A scandal of emissions

Car manufacturers have this week unveiled several new diesel models at the Detroit car show at the same time as Volkswagen confirmed a multimillion-dollar draft settlement with United States regulators to resolve its diesel emission problems.

Volkswagen will plead guilty and pay more than $6billion as part of the civil and criminal deal as the car manufacturer tries to restore its tarnished local brand.

The company said with the addition of the latest fine, its diesel costs will exceed the nearly $27billion it had put aside to deal with the problem. Volkswagen will face oversight by an independent monitor over the next three years.

The company raced to get a deal done before President Barack Obama leaves office on January 20. A change in administration may have delayed a final settlement for months.

Recapping the situation which caused Volkswagen to become the pariah of car manufacturers shows the company in 2015 admitted to installing secret software in hundreds of thousands of US diesel cars to cheat exhaust emissions tests and make them appear cleaner than they were on the road. As many as 11 million vehicles could have similar software installed worldwide.

Volkswagen's actions were particularly galling because diesels, manufactured correctly to specifications, offer higher mileage and better performance, particularly for heavier vehicles, than petrol-driven vehicles.

The fuel economy boost helps car manufacturers comply with US greenhouse gas limits. The improvements in towing and acceleration are attributes the manufacturers believe they can sell.

With CO2 emissions 15% to 20% lower than petrol engines, diesels will continue to be relevant as vehicle manufacturers make efforts to meet climate goals.

Volkswagen has blamed rogue engineers for the problem but on Monday, company executive Oliver Schmidt, the second company employee charged by US prosecutors, was accused of conspiracy to defraud the US over the company's cheating and the company was accused of concealing the cheating from regulators.

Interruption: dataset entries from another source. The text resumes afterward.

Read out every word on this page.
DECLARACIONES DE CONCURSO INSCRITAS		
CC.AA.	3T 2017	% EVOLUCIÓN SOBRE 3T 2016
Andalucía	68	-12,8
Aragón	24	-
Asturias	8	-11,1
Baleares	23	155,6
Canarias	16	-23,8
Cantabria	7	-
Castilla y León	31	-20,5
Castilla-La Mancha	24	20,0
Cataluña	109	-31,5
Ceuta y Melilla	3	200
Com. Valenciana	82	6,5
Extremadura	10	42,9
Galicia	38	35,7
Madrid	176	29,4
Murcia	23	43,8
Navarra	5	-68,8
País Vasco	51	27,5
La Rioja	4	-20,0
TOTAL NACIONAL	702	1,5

Despite paying the fine and pleading guilty, Volkswagen still must spend the next two years buying back or fixing dirty US vehicles and it faces unresolved lawsuits from US investors and about 20 US states.

Separately, a British law firm launched legal action against Volkswagen seeking thousands of pounds of compensation each for affected United Kingdom drivers.

But Volkswagen is not alone in its efforts to blur emissions data. The US Justice Department deferred prosecution agreements with Toyota Motor Crop and General Motors, both of which were accused of misleading regulators or consumers. After paying fines, they were not required to plead guilty.

In more ways than one, the scandal of tampering with the emissions data has cleared the air. Diesels account for a small fraction of US sales but more than half of all passenger vehicle sales in Europe.

In China, diesel vehicles are growing in popularity as premium brands rid themselves of the past images of producing smelly and black smoke-belching vehicles.

Overall diesel sales fell markedly in the US last year after the rigging was discovered. With the US unlikely to move on climate change issues under a Donald Trump administration, car-makers will need to try to rebuild the reputation of diesel vehicles as at least one way of helping reduce CO2 emissions in the world's largest economy.

In one of the vagaries of financial markets, the settlements by Volkswagen meant shares rose 4.2% this week to their highest level since September 2015.

Although still 10% below pre-scandal levels, the admission of guilt and the pledge by Volkswagen, and other major European car manufacturers to spend money meeting stringent emission regulations, will provide investors with confidence.

It took a major scandal to open up a wider debate on transparency of fuel efficiency data, emission targets and, finally, the resolve of vehicle manufacturers to engage with purchasers of the vehicles about what they actually want.